Session gate flags: pytest --hotato-suite runs the battery after your tests and fails the session (exit 1) on a regression; --hotato-suite-scenarios DIR and --hotato-suite-audio DIR point it at your own labelled set. Detail: docs/PYTEST.md.

MCP tool

hotato-mcp (or python -m hotato.mcp_server) speaks MCP over stdio and exposes exactly one tool, voice_eval_run, returning the identical envelope.
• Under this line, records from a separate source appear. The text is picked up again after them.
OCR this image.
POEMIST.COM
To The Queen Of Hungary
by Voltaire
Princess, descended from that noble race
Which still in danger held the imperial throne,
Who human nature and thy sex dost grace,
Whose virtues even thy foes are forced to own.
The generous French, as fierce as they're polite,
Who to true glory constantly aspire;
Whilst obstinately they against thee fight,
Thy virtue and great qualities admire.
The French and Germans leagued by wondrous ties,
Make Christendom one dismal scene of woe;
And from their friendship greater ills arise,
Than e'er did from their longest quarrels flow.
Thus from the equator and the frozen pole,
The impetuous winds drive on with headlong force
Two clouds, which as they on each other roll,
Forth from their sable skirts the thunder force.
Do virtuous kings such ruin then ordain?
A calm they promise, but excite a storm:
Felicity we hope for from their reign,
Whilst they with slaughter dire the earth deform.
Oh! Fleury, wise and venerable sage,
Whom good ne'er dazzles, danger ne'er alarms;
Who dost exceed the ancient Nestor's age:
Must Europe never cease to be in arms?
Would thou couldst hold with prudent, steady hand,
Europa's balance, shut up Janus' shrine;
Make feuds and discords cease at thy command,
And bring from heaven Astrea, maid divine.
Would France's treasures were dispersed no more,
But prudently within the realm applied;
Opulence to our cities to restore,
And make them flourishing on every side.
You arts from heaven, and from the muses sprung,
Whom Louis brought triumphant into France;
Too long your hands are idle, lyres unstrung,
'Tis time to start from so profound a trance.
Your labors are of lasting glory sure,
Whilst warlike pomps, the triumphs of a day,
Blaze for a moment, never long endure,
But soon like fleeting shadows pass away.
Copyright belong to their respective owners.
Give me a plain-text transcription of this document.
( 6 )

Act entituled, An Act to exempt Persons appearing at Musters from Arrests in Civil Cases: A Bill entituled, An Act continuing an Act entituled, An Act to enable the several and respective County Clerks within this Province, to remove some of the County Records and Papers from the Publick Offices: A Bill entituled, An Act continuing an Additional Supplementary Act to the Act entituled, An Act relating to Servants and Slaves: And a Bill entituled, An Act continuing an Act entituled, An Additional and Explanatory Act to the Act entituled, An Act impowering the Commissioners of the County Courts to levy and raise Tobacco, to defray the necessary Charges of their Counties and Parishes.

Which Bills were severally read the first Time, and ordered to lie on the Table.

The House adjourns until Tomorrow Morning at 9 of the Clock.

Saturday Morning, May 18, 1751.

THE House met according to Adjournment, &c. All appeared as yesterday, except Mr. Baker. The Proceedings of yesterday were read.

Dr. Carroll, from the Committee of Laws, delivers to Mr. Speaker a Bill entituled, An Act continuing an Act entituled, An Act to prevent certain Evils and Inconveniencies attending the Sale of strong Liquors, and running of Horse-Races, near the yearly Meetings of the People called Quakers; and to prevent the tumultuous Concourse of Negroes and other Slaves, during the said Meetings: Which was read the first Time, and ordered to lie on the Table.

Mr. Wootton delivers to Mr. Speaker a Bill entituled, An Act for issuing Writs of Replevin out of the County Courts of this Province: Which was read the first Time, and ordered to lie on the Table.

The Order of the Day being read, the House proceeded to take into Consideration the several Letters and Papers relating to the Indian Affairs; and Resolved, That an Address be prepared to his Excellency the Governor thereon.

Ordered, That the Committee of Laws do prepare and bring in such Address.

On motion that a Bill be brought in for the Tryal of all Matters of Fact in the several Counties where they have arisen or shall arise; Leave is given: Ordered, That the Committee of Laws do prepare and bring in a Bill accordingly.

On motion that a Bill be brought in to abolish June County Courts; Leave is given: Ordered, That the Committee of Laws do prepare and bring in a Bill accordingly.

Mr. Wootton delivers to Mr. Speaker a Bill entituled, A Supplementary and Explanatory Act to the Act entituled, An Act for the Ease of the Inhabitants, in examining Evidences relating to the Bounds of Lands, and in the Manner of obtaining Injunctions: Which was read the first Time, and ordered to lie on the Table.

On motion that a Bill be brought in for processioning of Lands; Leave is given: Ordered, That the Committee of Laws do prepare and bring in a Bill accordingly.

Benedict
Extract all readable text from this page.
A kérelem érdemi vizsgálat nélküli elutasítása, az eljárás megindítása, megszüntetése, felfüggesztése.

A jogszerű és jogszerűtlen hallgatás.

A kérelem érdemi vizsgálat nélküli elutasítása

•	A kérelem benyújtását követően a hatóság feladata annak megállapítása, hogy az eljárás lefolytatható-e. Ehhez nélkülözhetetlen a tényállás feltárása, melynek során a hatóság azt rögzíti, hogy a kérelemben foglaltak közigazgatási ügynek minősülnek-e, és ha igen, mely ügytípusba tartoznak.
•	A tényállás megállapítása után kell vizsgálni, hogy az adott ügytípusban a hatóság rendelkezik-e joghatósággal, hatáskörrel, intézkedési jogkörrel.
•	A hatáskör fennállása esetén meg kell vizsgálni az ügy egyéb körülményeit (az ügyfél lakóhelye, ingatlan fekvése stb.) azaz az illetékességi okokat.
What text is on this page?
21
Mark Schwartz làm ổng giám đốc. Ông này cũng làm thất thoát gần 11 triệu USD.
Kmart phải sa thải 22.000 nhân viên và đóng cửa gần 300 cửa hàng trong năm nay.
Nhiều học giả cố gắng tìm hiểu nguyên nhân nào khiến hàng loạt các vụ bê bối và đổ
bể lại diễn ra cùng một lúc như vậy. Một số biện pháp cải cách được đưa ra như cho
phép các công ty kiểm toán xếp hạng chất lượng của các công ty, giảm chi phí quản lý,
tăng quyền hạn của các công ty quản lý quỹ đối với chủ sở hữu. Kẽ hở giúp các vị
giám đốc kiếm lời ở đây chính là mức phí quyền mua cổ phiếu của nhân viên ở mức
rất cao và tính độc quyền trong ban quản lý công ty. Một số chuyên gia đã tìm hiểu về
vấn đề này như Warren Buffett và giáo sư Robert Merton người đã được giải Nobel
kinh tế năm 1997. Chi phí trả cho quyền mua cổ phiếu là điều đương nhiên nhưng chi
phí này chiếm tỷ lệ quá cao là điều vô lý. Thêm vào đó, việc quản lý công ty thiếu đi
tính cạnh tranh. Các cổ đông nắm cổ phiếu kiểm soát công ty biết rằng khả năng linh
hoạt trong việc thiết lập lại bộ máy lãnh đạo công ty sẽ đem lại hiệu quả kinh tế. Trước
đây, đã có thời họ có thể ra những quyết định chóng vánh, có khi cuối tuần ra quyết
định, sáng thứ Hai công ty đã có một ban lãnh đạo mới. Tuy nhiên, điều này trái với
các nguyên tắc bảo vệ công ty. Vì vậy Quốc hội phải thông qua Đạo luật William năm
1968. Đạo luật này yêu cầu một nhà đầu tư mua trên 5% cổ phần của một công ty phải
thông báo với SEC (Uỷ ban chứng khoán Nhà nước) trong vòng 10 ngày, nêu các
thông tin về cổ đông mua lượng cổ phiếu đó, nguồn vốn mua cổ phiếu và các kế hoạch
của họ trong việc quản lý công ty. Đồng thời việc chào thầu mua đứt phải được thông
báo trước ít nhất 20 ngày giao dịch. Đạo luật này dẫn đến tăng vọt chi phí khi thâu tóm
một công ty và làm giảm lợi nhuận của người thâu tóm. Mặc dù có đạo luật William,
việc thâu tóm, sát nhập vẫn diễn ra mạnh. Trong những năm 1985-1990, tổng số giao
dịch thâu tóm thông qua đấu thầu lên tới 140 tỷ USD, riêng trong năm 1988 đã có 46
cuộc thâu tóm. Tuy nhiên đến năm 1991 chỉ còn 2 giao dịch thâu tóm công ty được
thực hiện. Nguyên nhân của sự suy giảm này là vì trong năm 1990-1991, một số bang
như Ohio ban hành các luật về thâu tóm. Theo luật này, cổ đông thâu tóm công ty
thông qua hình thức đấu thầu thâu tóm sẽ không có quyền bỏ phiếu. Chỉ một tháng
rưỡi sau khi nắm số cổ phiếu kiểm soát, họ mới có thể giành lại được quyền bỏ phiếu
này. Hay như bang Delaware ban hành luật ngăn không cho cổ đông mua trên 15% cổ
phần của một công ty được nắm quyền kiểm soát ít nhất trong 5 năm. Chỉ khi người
Install: uvx --from "hotato[mcp]" hotato-mcp.

Parameters, all optional:

Parameter Type Default Meaning
stereo str None two-channel WAV path
caller str None mono caller WAV (with agent)
agent str None mono agent WAV (with caller)
suite str None "barge-in" to run the bundled battery
stack str "generic" livekit, pipecat, vapi, or generic
expect str "yield" "yield" or "hold"
onset_sec float None caller onset hint
caller_channel int 0 caller channel index
agent_channel int 1 agent channel index
max_talk_over_sec float None pass threshold
max_time_to_yield_sec float None pass threshold
report_path str None also write the HTML report here; the envelope then carries report_path (absolute)

Exit codes and errors

Envelopes carry exit_code: 0 all scorable events passed, 1 regression. hotato.core.process_exit_code(env) maps the finished envelope to the CLI process exit: a single-recording run whose event is not scorable (silent caller with no onset label, or agent silent at onset; the reason is in not_scorable_reason) exits 2, because that is an input problem, not an agent verdict. Suite runs count such events in summary.not_scorable and keep their 0/1 semantics. Malformed input (bad WAV, out-of-range channel, negative onset, unknown suite or stack) raises ValueError, which the CLI surfaces as exit code 2. Nothing is ever scored from a file the scorer could not fully read.